First, regarding ethnic heritage and family background: Toa was born in American Samoa, and came to Hawaii after some years in the Bay Area caring for his ailing grandmother, to attend Chaminade University. There he would earn bachelor’s and master’s degrees in criminal justice. Today he’s a criminal investigator with the Department of Homeland Security, assigned to the Joint Inter-Agency Task Force, and just made 25 years in federal law enforcement.

Alana – pronounced with a long sound for the middle a – is of mostly German descent. She spent early years in Alaska as her father and grandfather worked there during the oil boom years, but the family settled on Kaua’i and she graduated from Kapa’a High. Her father Ardel Deppe still resides at Anahola. Alana, who spent 18 years with Kaiser Permanente in sales, is now district manager for Follett Library Resources, working with schools on books and curriculum. A competitive swimmer in high school, she turned down a scholarship to Pepperdine – “I was tired of swimming laps, it’s boring” – and instead enrolled at Chaminade, where she met Toa.

Second, regarding the family name: Contrary to what the aforementioned and otherwise quite competent Tessitore said during Oregon’s first game of the season – repeatedly pronouncing Marcus’ last name MarioTA, misinforming the nation by practically shouting the last syllable – Toa says “it’s a soft ‘ta,’ not a hard ‘ta.'”

Until his breakout performance in the Oregon intra-squad spring game this past April on ESPN – in which he passed for 202 yards and one touchdown, and scored on runs of 14 and 82 yards – Mariota was something of a mystery to Ducks fans. Oregon Coach Chip Kelly closes practices to media and fans, so whatever Mariota was doing last season and in spring practices was done largely in obscurity.

And having played football at Saint Louis since seventh grade without ever starting until his senior season, he also was something of a mystery to Hawaii fans.

Despite directing the Crusaders to two touch-downs when called upon as an underclassman, on both occasions he was sent back to the bench by coach John Hao, who preferred Jeremy Higgins, who was a grade ahead.

“That was so frustrating for Marcus,” Alana says. “We’d pick him up after games, and on the drive home he was on the verge of tears sometimes.”

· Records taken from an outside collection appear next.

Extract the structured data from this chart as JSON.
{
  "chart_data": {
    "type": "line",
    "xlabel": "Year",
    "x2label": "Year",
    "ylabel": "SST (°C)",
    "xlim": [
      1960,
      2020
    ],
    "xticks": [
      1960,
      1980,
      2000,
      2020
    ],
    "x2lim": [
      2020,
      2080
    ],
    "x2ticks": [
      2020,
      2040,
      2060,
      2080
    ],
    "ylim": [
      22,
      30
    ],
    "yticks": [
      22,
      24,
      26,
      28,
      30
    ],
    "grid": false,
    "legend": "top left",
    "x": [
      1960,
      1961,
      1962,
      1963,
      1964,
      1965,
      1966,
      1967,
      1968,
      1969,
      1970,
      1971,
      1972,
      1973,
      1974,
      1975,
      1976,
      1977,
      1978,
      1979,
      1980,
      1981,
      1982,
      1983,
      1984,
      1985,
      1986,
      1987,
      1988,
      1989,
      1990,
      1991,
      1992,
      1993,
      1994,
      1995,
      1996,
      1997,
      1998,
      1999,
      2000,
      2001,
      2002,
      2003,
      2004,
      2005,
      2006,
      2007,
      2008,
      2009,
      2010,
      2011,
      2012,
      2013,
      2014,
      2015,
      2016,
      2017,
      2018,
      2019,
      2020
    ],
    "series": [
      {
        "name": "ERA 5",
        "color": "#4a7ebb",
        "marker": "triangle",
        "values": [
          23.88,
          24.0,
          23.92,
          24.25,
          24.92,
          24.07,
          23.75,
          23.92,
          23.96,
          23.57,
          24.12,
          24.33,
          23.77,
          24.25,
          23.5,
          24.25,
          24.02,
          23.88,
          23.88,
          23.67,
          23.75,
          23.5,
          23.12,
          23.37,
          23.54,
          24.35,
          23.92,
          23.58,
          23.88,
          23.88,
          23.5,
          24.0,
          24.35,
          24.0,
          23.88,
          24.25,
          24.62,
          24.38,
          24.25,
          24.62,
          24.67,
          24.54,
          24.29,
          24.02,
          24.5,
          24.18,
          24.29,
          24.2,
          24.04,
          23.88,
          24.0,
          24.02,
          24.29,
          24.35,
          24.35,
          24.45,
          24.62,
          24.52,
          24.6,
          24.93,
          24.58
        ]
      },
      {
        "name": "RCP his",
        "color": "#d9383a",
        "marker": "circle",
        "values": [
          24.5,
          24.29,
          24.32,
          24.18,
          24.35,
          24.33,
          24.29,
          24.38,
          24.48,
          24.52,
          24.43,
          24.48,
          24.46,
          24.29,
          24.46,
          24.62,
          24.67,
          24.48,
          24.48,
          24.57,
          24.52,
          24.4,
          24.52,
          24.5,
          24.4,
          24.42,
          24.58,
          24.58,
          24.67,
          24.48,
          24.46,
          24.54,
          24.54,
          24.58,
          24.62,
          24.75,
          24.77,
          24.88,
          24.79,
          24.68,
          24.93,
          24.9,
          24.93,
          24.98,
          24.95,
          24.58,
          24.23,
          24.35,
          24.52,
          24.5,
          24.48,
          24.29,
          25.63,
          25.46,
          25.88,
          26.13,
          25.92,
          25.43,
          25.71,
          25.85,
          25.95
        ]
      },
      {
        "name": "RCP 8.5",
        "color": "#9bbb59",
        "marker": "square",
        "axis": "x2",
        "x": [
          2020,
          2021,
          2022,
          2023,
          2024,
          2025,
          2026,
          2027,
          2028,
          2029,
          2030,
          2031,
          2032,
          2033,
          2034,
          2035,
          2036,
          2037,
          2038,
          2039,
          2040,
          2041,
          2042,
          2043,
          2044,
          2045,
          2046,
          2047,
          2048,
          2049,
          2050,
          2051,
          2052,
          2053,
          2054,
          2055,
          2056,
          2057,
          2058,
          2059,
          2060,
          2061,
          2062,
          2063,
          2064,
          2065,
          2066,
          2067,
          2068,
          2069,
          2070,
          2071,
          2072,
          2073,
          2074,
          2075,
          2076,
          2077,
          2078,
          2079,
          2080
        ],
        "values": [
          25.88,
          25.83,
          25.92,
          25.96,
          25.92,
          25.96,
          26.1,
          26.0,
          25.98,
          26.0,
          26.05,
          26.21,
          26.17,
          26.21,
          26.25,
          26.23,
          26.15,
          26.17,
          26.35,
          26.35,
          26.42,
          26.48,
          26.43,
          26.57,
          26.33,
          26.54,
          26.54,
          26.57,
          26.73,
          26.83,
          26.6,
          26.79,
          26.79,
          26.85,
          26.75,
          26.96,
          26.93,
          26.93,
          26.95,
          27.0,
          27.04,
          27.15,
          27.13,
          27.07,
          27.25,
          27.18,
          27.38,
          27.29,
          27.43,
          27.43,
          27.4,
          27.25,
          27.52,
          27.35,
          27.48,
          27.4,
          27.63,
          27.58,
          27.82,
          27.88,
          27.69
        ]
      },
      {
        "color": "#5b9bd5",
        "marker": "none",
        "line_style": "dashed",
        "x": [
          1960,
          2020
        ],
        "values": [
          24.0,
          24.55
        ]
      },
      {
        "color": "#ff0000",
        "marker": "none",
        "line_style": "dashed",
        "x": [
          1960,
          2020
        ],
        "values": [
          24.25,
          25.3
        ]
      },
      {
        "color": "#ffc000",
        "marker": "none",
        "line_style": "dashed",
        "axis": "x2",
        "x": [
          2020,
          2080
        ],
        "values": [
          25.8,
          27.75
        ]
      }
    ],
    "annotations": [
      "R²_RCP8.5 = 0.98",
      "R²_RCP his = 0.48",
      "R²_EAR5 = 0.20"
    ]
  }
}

“He loves the game so much,” Toa says.

Alana says she approached Punahou coach Kale Ane about Marcus transferring after his sophomore season. “We talked about it with Marcus, but he decided to stay and tough it out at Saint Louis. Plus, he loves the school.”

To his credit, Higgins was named all-Interscholastic League of Honolulu first team his junior season and second team his senior year. But during those years (’08-’09), while the talented Crusaders reached No. 1 in state rankings, they failed to make the state championship game (which, adding to the sting, were won by ILH rivals Punahou and Kamehameha). Higgins would enroll at Utah State, but transferred to UH, and after sitting out a season is currently a reserve, playing in two of the Warriors’ first six games this season in mop-up duty.

Some observers say Hao’s handling of Mariota and the failure to win even a league title with Higgins led to his firing – and to former Saint Louis quarterback/coach Darnell Arceneaux being brought back to coach Mariota in his senior season. After winning the ILH, in the state title game Mariota led the Crusaders to a resounding 36-13 win over Waianae.

(Give Hao credit for this: “He was the one who put us in touch with Oregon,” Alana says.)

“It was hard, but Jeremy was playing really well,” Mariota says of those years. “But I learned from it and it made me stronger.”

So when Oregon’s Kelly called and offered Mariota a scholarship even before his senior season, you can see why fans on both sides of the Pacific were baffled: “Who is this guy? He can’t be that good if he never started before, right?”

They were not alone in their puzzlement.